RGAX - Building an Internal Innovation Powerhouse
The Challenge
At RGA, a leading life and health reinsurance company employing 4,000 people globally, a forward-thinking executive witnessed first-hand the transformative power of design sprints. Inspired by their effectiveness, he envisioned embedding design sprints as the core innovation framework throughout the organization. The challenge, however, lay in the sheer scale and geographic dispersion of the company's teams. How could this large, globally distributed corporation successfully adopt and integrate design sprints into its diverse and widespread operations? This was a question of change management on a grand scale, we at Design Sprint Academy helped them answer.
Can we roll-out an effective innovation framework at global scale?
The Solution
Design Sprint Academy stepped in to revolutionize RGA's innovation process. We adapted our design sprint methodology to suit RGA's distinct corporate structure, focusing on building a global innovation team equipped with the skills and tools to implement design sprints as their primary innovation framework.
From 2017 to 2022, we conducted comprehensive training sessions in London, Dubai, Toronto, Berlin, and remotely, especially during the pandemic, equipping their teams with an end-to-end innovation framework. Complementing our training, we supplied a suite of essential toolkits, enabling the practical application of the newly acquired knowledge. This ensured a uniform approach and consistent practice across RGA’s diverse global teams.
The Results
RGA has successfully adopted and scaled the design sprint-based innovation framework. They now have established a clear, fast, effective, and predictable innovation process, consistently delivering solid outcomes.
Moreover, this framework has evolved into its own distinct entity, known as "Life Design Sprints," further detailed on RGA’s blog.
The visionary behind this initiative, Richard Verdin, has seen his efforts come full circle. He proudly presented "Life Design Sprints" at Google’s Design Sprints for Change Conference in London. His keynote speech, aptly titled “Life in the Slow Lane,” showcased the transformative impact of design sprints in a traditionally conservative and rigid industry.
The Full Story
Inception
Back in July 2017, we were supporting a corporate venture builder with sprints to help them get through a tidal wave of projects. One of these ventures was within the reinsurance behemoth RGA which was looking to create a new consumer-facing product.
Our strategy was to employ a design sprint, enabling the team to develop and test a product concept with potential customers within just one week. To this end, a diverse team of experts was assembled to contribute to the nascent concept with their unique perspectives, knowledge and ideas. Design Sprint Academy was entrusted with preparing and facilitating the week-long workshops. Playing a pivotal role in this setup was Richard Verdin, Managing Director of RGAX, whose primary responsibility was selecting the most promising ideas for prototyping and testing.
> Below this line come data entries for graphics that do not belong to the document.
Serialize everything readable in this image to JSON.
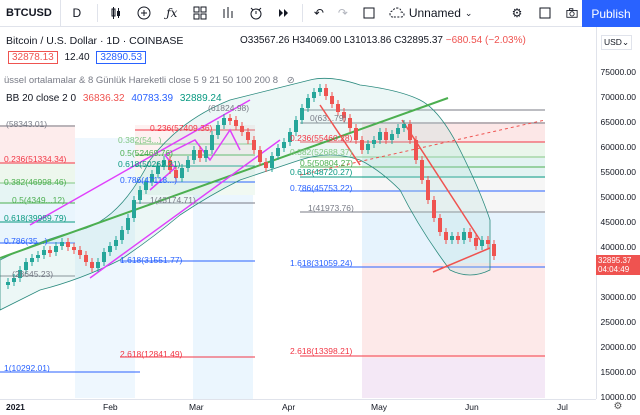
{
  "toolbar": {
    "symbol": "BTCUSD",
    "interval": "D",
    "unnamed_label": "Unnamed",
    "publish_label": "Publish"
  },
  "legend": {
    "title": "Bitcoin / U.S. Dollar · 1D · COINBASE",
    "open": "O33567.26",
    "high": "H34069.00",
    "low": "L31013.86",
    "close": "C32895.37",
    "change": "−680.54 (−2.03%)",
    "price_a": "32878.13",
    "spread": "12.40",
    "price_b": "32890.53",
    "indicator1": "üssel ortalamalar & 8 Günlük Hareketli close 5 9 21 50 100 200 8",
    "bb_label": "BB 20 close 2 0",
    "bb_v1": "36836.32",
    "bb_v2": "40783.39",
    "bb_v3": "32889.24"
  },
  "currency": "USD",
  "y_axis_ticks": [
    "75000.00",
    "70000.00",
    "65000.00",
    "60000.00",
    "55000.00",
    "50000.00",
    "45000.00",
    "40000.00",
    "35000.00",
    "30000.00",
    "25000.00",
    "20000.00",
    "15000.00",
    "10000.00",
    "5000.00"
  ],
  "x_axis_ticks": [
    "2021",
    "Feb",
    "Mar",
    "Apr",
    "May",
    "Jun",
    "Jul"
  ],
  "last_price": "32895.37",
  "countdown": "04:04:49",
  "fib_left": [
    {
      "text": "(58343.01)"
    },
    {
      "text": "0.236(51334.34)"
    },
    {
      "text": "0.382(46998.46)"
    },
    {
      "text": "0.5(4349...12)"
    },
    {
      "text": "0.618(39989.79)"
    },
    {
      "text": "0.786(35...)"
    },
    {
      "text": "(28645.23)"
    },
    {
      "text": "1(10292.01)"
    }
  ],
  "fib_mid": [
    {
      "text": "0.236(57409.36)"
    },
    {
      "text": "0.382(54...)"
    },
    {
      "text": "0.5(52469.76)"
    },
    {
      "text": "0.618(50262.21)"
    },
    {
      "text": "0.786(47118...)"
    },
    {
      "text": "1(43174.71)"
    },
    {
      "text": "1.618(31551.77)"
    },
    {
      "text": "2.618(12841.49)"
    }
  ],
  "fib_right": [
    {
      "text": "(61824.98)"
    },
    {
      "text": "0(63...79)"
    },
    {
      "text": "0.236(55460.28)"
    },
    {
      "text": "0.382(52688.37)"
    },
    {
      "text": "0.5(50804.27)"
    },
    {
      "text": "0.618(48720.27)"
    },
    {
      "text": "0.786(45753.22)"
    },
    {
      "text": "1(41973.76)"
    },
    {
      "text": "1.618(31059.24)"
    },
    {
      "text": "2.618(13398.21)"
    }
  ]
}
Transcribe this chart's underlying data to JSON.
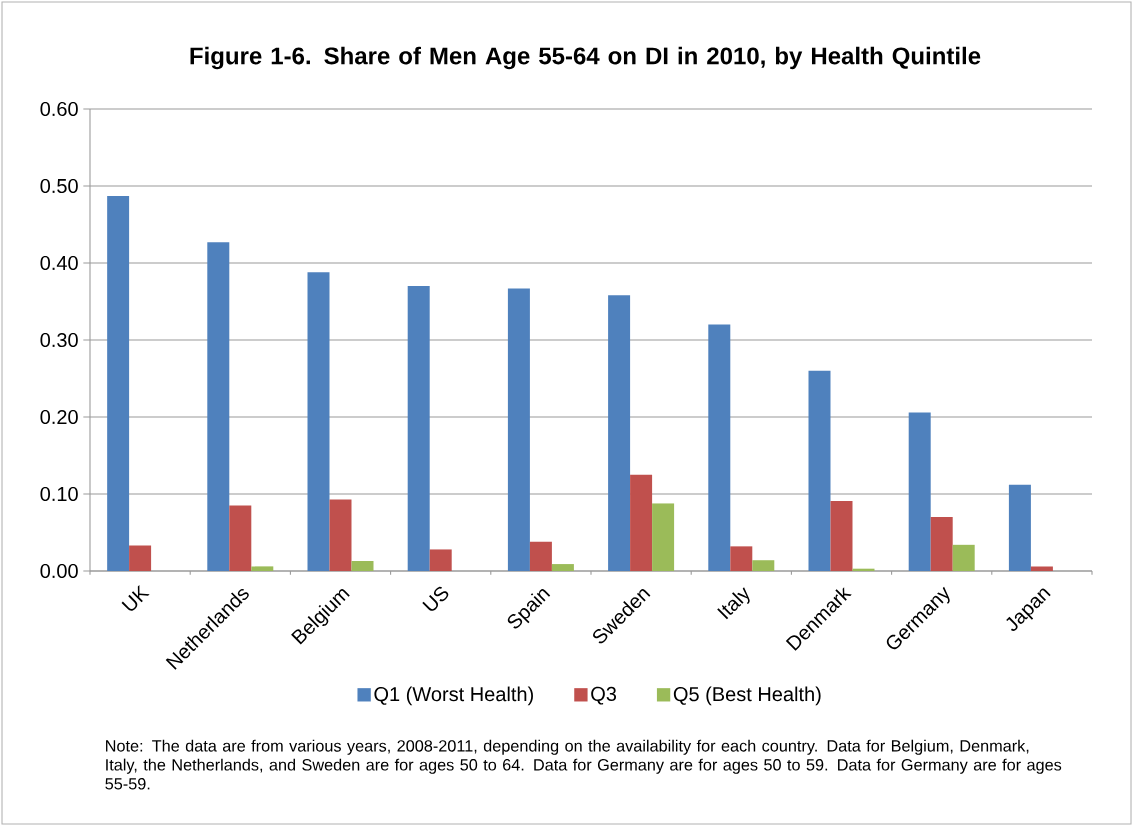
{
  "chart_data": {
    "type": "bar",
    "title": "Figure 1-6.  Share of Men Age 55-64 on DI in 2010, by Health Quintile",
    "categories": [
      "UK",
      "Netherlands",
      "Belgium",
      "US",
      "Spain",
      "Sweden",
      "Italy",
      "Denmark",
      "Germany",
      "Japan"
    ],
    "series": [
      {
        "name": "Q1 (Worst Health)",
        "color": "#4f81bd",
        "values": [
          0.487,
          0.427,
          0.388,
          0.37,
          0.367,
          0.358,
          0.32,
          0.26,
          0.206,
          0.112
        ]
      },
      {
        "name": "Q3",
        "color": "#c0504d",
        "values": [
          0.033,
          0.085,
          0.093,
          0.028,
          0.038,
          0.125,
          0.032,
          0.091,
          0.07,
          0.006
        ]
      },
      {
        "name": "Q5 (Best Health)",
        "color": "#9bbb59",
        "values": [
          0,
          0.006,
          0.013,
          0,
          0.009,
          0.088,
          0.014,
          0.003,
          0.034,
          0
        ]
      }
    ],
    "ylim": [
      0,
      0.6
    ],
    "yticks": [
      {
        "value": 0,
        "label": "0.00"
      },
      {
        "value": 0.1,
        "label": "0.10"
      },
      {
        "value": 0.2,
        "label": "0.20"
      },
      {
        "value": 0.3,
        "label": "0.30"
      },
      {
        "value": 0.4,
        "label": "0.40"
      },
      {
        "value": 0.5,
        "label": "0.50"
      },
      {
        "value": 0.6,
        "label": "0.60"
      }
    ],
    "grid": "y",
    "legend": "bottom",
    "annotations": [
      "Note: The data are from various years, 2008-2011, depending on the availability for each country.   Data for Belgium, Denmark, Italy,  the Netherlands,  and Sweden are for ages 50 to 64.  Data for Germany  are for ages 50 to 59.  Data for Germany  are for ages 55-59."
    ]
  }
}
So, the stage was set for innovation: we had a team with diverse skills, an experienced facilitator, and a strong decision-maker. This approach was completely new for them, and expectations were cautious. Everyone, except perhaps us at Design Sprint Academy, was unsure what the outcome would be. It was a step into unknown territory, but one we were ready to navigate.
Following the design sprint approach - a structured journey with planned agendas and exercises, designed to encourage quick decisions - the team had developed a prototype and tested it with customers in just five days.
That was a radical departure from how large organizations work.
Usually execs, business leaders, and those who have the ideas at the top ordinarily put other people in charge of delivering them. Now they were required to be present over 5 days for the design of a prototype of their ‘idea’.
And this works as sign-off loops are eradicated with decision-makers present day-to-day. Also teams get the time and space to focus on one thing rather than being pulled in many directions and multitasking on several projects. The same amount of work in the regular corporate setting would have taken months instead of days.
Ultimately decision makers understand for themselves the viability of their initiatives quickly and cheaply. Our decision-maker, Richard, was no exception and immediately recognized the value of this new way of working and why it represented a compelling proposition:
- they gave ‘normal’ teams the ability to do what used to be the prerogative of agencies or large consulting firms.
- They empower internal teams to implement ’innovation methodology’ but without the jargon.
- They deliver decision makers with quick, cheap answers.
Convinced by the sprint's outcome, Richard's decision was clear:
We need to make Design Sprints our go-to for innovation.